Dynamic hip screws versus proximal femoral nails for intertrochanteric fractures

Authors


  • Z. Avakian MBBS (Hons), BMedSci; T. Shiraev BSc (Hons); L. Lam MPH, PhD; N. Hope PhD, FAOrthA.

Associate Professor Nigel Hope, Sydney Adventist Hospital, 185 Fox Valley Road, Wahroonga, Sydney, NSW 2076, Australia. Email: nigelhope@bigpond.com

Abstract

Background:  It is essential to determine the optimal treatment of intertrochanteric fractures due to their high incidence and related public health burden. Debate remains as to whether dynamic hip screws (DHS) or proximal femoral nails (PFNs) are best practice, and this pilot study seeks to collect information relevant to this query.

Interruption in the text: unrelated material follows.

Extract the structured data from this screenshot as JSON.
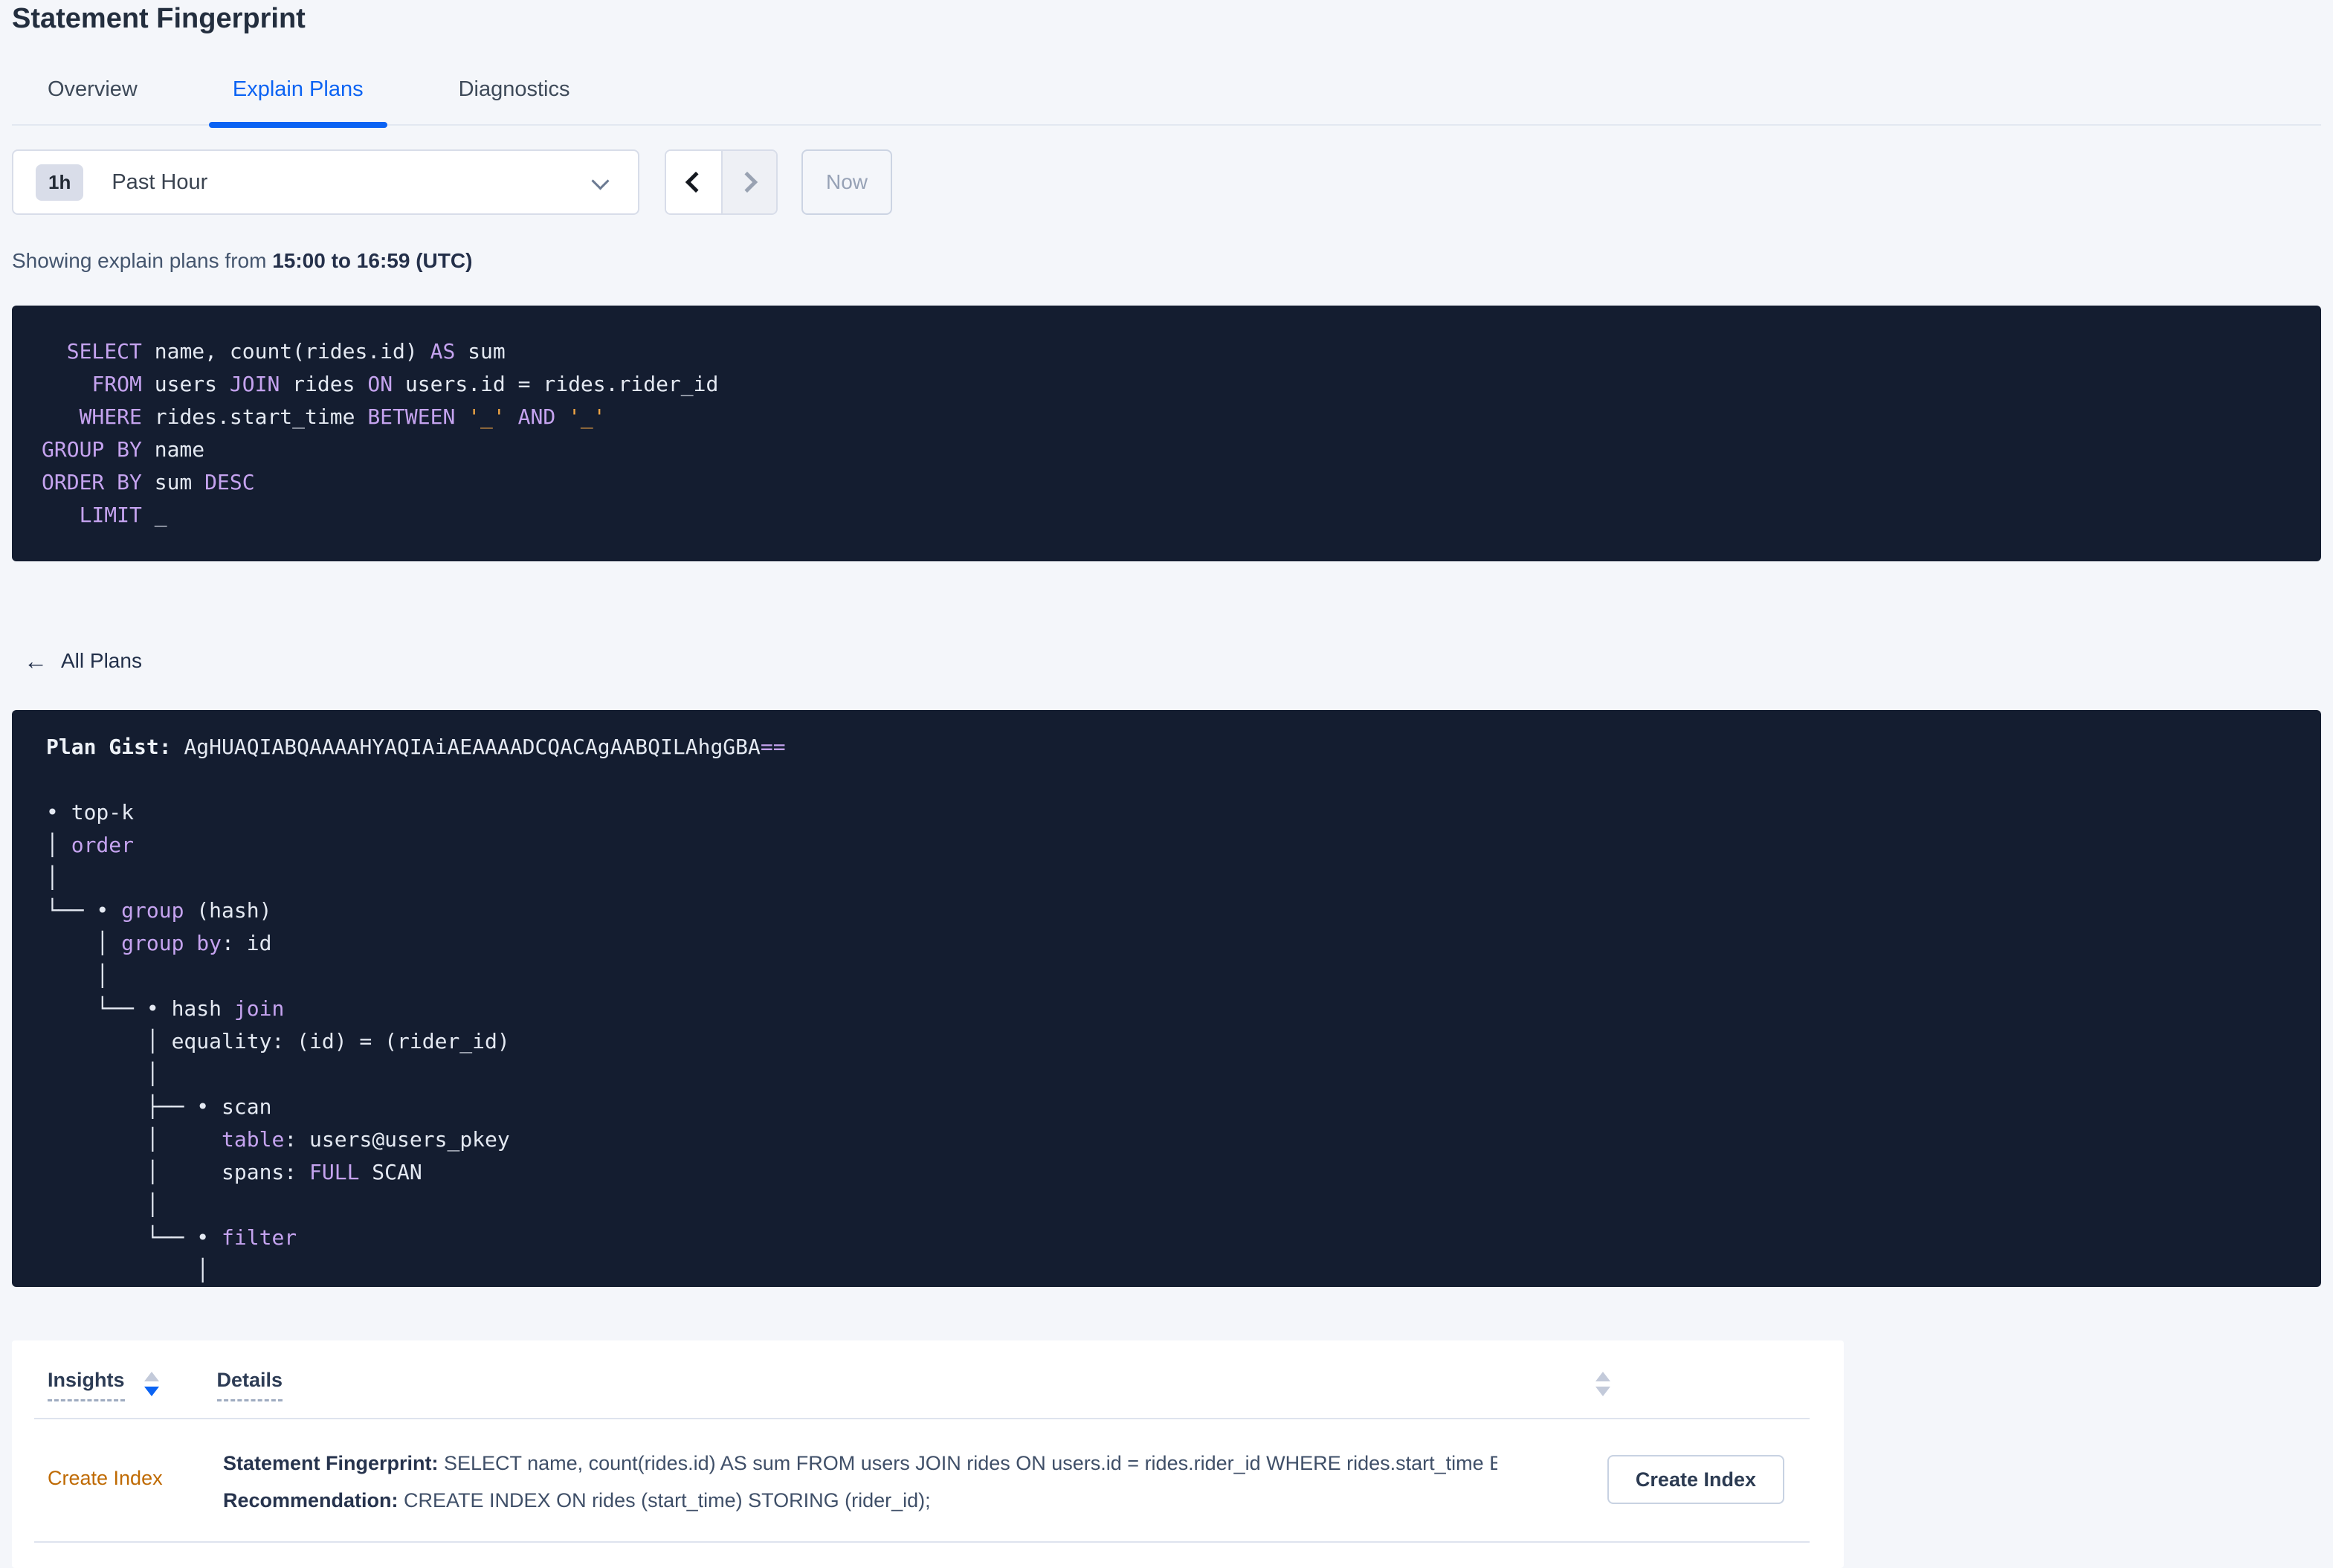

Methods:  We undertook a retrospective audit of 144 patients who received a dynamic hip screw or a proximal femoral nail in order to compare age, sex, duration of surgery, duration of hospitalization, time of first mobilization, and rate anaemia, sepsis, avascular necrosis, prosthesis failure, revision, deep vein thrombosis, pulmonary embolus, non-ST elevation myocardial infarction, common peroneal nerve palsy and death between implantation of a DHS and a PFN.

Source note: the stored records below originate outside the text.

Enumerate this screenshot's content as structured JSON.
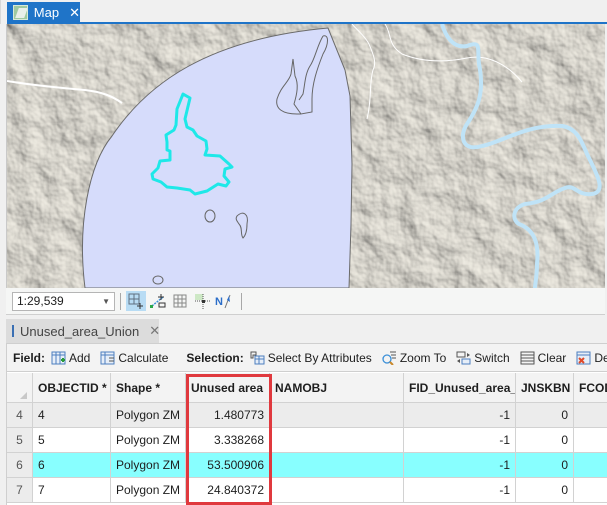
{
  "map_tab": {
    "title": "Map",
    "close_glyph": "✕",
    "icon": "map-icon"
  },
  "map": {
    "basemap": "hillshade terrain",
    "colors": {
      "buffer_fill": "#d6dcfb",
      "buffer_outline": "#6b6b6b",
      "selected_outline": "#1ee8e8",
      "river": "#bfe3f7",
      "road": "#ffffff"
    }
  },
  "map_toolbar": {
    "scale": "1:29,539",
    "tools": [
      {
        "name": "snapping-icon",
        "active": true
      },
      {
        "name": "edit-vertices-icon",
        "active": false
      },
      {
        "name": "grid-icon",
        "active": false
      },
      {
        "name": "constraint-icon",
        "active": false
      },
      {
        "name": "north-arrow-correction-icon",
        "active": false
      }
    ]
  },
  "table_tab": {
    "title": "Unused_area_Union",
    "close_glyph": "✕",
    "icon": "table-icon"
  },
  "table_toolbar": {
    "field_label": "Field:",
    "add": "Add",
    "calculate": "Calculate",
    "selection_label": "Selection:",
    "select_by_attributes": "Select By Attributes",
    "zoom_to": "Zoom To",
    "switch": "Switch",
    "clear": "Clear",
    "delete": "De"
  },
  "table": {
    "columns": [
      "OBJECTID *",
      "Shape *",
      "Unused area",
      "NAMOBJ",
      "FID_Unused_area_",
      "JNSKBN",
      "FCOD"
    ],
    "highlighted_column": "Unused area",
    "rows": [
      {
        "row_num": "4",
        "objectid": "4",
        "shape": "Polygon ZM",
        "unused_area": "1.480773",
        "namobj": "",
        "fid": "-1",
        "jnskbn": "0",
        "fcod": "",
        "state": "alt"
      },
      {
        "row_num": "5",
        "objectid": "5",
        "shape": "Polygon ZM",
        "unused_area": "3.338268",
        "namobj": "",
        "fid": "-1",
        "jnskbn": "0",
        "fcod": "",
        "state": "normal"
      },
      {
        "row_num": "6",
        "objectid": "6",
        "shape": "Polygon ZM",
        "unused_area": "53.500906",
        "namobj": "",
        "fid": "-1",
        "jnskbn": "0",
        "fcod": "",
        "state": "selected"
      },
      {
        "row_num": "7",
        "objectid": "7",
        "shape": "Polygon ZM",
        "unused_area": "24.840372",
        "namobj": "",
        "fid": "-1",
        "jnskbn": "0",
        "fcod": "",
        "state": "normal"
      }
    ]
  }
}
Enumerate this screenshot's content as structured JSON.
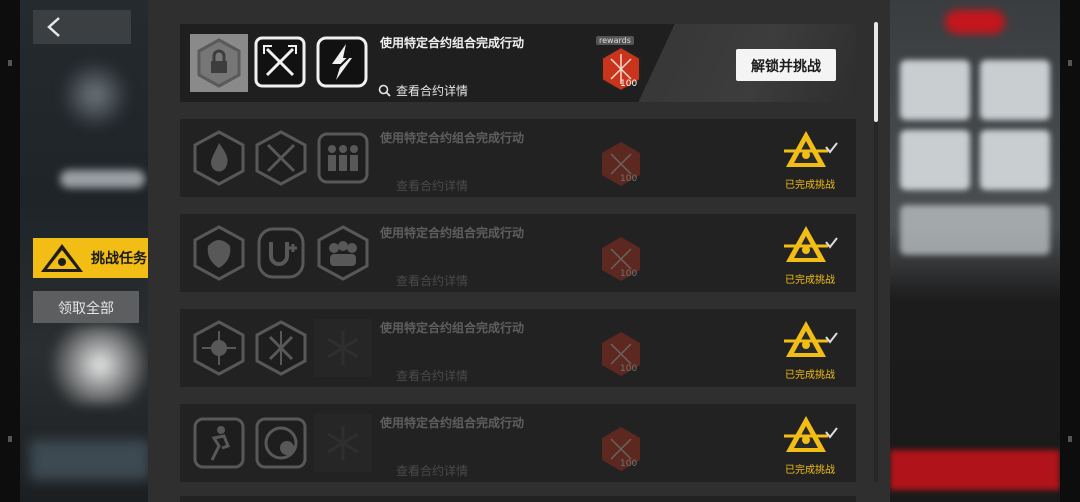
{
  "nav": {
    "back_icon": "chevron-left-icon",
    "challenge_tab_label": "挑战任务",
    "collect_all_label": "领取全部"
  },
  "colors": {
    "accent": "#f2be16",
    "reward_red": "#c9351c",
    "panel": "#2f2f2f",
    "row": "#222222"
  },
  "rows": [
    {
      "title": "使用特定合约组合完成行动",
      "detail": "查看合约详情",
      "icons": [
        "lock-badge-icon",
        "crossed-swords-icon",
        "lightning-slash-icon"
      ],
      "reward_tag": "rewards",
      "reward_qty": "100",
      "state": "locked",
      "action_label": "解锁并挑战"
    },
    {
      "title": "使用特定合约组合完成行动",
      "detail": "查看合约详情",
      "icons": [
        "flame-hex-icon",
        "crossed-blades-icon",
        "squad-icon"
      ],
      "reward_qty": "100",
      "state": "done",
      "done_label": "已完成挑战"
    },
    {
      "title": "使用特定合约组合完成行动",
      "detail": "查看合约详情",
      "icons": [
        "beast-hex-icon",
        "u-plus-icon",
        "crowd-hex-icon"
      ],
      "reward_qty": "100",
      "state": "done",
      "done_label": "已完成挑战"
    },
    {
      "title": "使用特定合约组合完成行动",
      "detail": "查看合约详情",
      "icons": [
        "burst-hex-icon",
        "cross-star-hex-icon",
        "snowflake-icon"
      ],
      "reward_qty": "100",
      "state": "done",
      "done_label": "已完成挑战"
    },
    {
      "title": "使用特定合约组合完成行动",
      "detail": "查看合约详情",
      "icons": [
        "runner-icon",
        "c-target-icon",
        "snowflake-icon"
      ],
      "reward_qty": "100",
      "state": "done",
      "done_label": "已完成挑战"
    }
  ]
}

Results:  No differences were found between groups in age, duration of surgery, duration of hospitalization, time of first mobilization and rate of complications. Statistically significant differences were found in sex distributions, operation time and length of stay. However, analysis of median operation time and length of stay when adjusted for sex revealed no significant differences.

Conclusion:  This study demonstrated no statistically significant differences in peri- and post-operative measures between patients undergoing intertrochanteric fracture fixation via PFN or DHS. This is the only data from Australian hospitals, and further national research is needed.